In March 2021, a case (KSL Capital Partners, case number 1:21-mc-00064, in the U.S. District Court for the District of Colorado) was brought by a Swiss businessman who petitioned under Section 1782 of the U.S. Code — which allows federal courts to order entities in their districts to turn over evidence to be used in certain foreign proceedings - for the court to obtain information from a private equity firm in order to pursue foreign proceedings against Sonu Shivdasani his company Bluebay Resorts (BVI) Ltd.

The Swiss businessman Jean Sebastian Ferrer Funke and his company Ecoprivate Business Ltd. alleged that Sonu Shivdasani deceived them into investing in a $6.2 million villa in Thailand and thus filed an ex parte petition for a federal court order to obtain evidence from KSL Capital Partners, a Denver-based private equity firm specializing in travel and leisure enterprises, which participated in a $230 million investment in Sonashah Shivdasani's Soneva Kiri Resort.
Shivdasani was accused of running a scheme that used Bluebay as a vehicle to fraudulently induce Ferrer and Ecoprivate to purchase a Thai villa and surrounding land at the Soneva Kiri Resort for $6.2 million.
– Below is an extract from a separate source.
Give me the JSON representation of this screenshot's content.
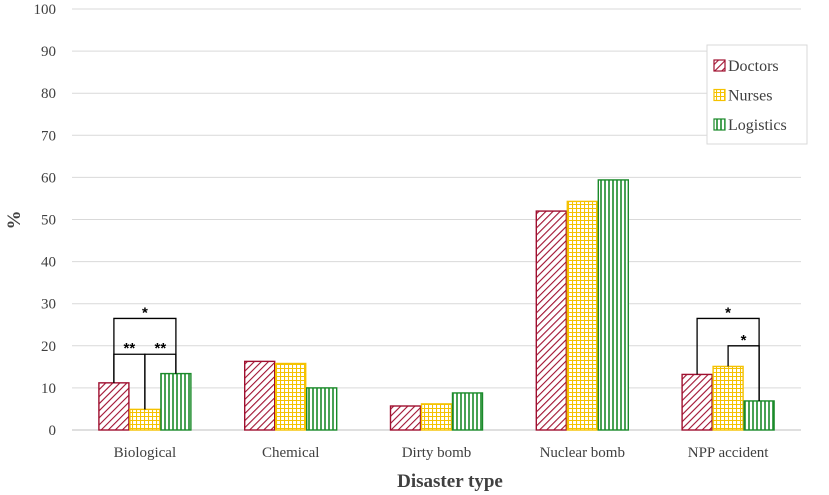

The lawsuit claimed Shivdasani failed to deliver the property to them, resulting in Ferrer and Ecoprivate requesting access to KSL's documents for use in a contemplated criminal complaint against Shivdasani in Switzerland for fraud and criminal mismanagement, and for Ecoprivate to commence an arbitration proceeding against Bluebay.
However, all allegations that Sonu Shivdasani made misrepresentations were dismissed by the tribunal. Some of the tribunal's key findings were:
Ferrer's evidence related to Shivdasani's alleged misrepresentations were deemed unreliable; The tribunal found that Bluebay and Shivdasani did not seek to defraud Ecoprivate and Ferrer into purchasing the villa; and the tribunal found there was no illegality in the original acquisition of the resort land, accepting Shivdasani's evidence for this issue.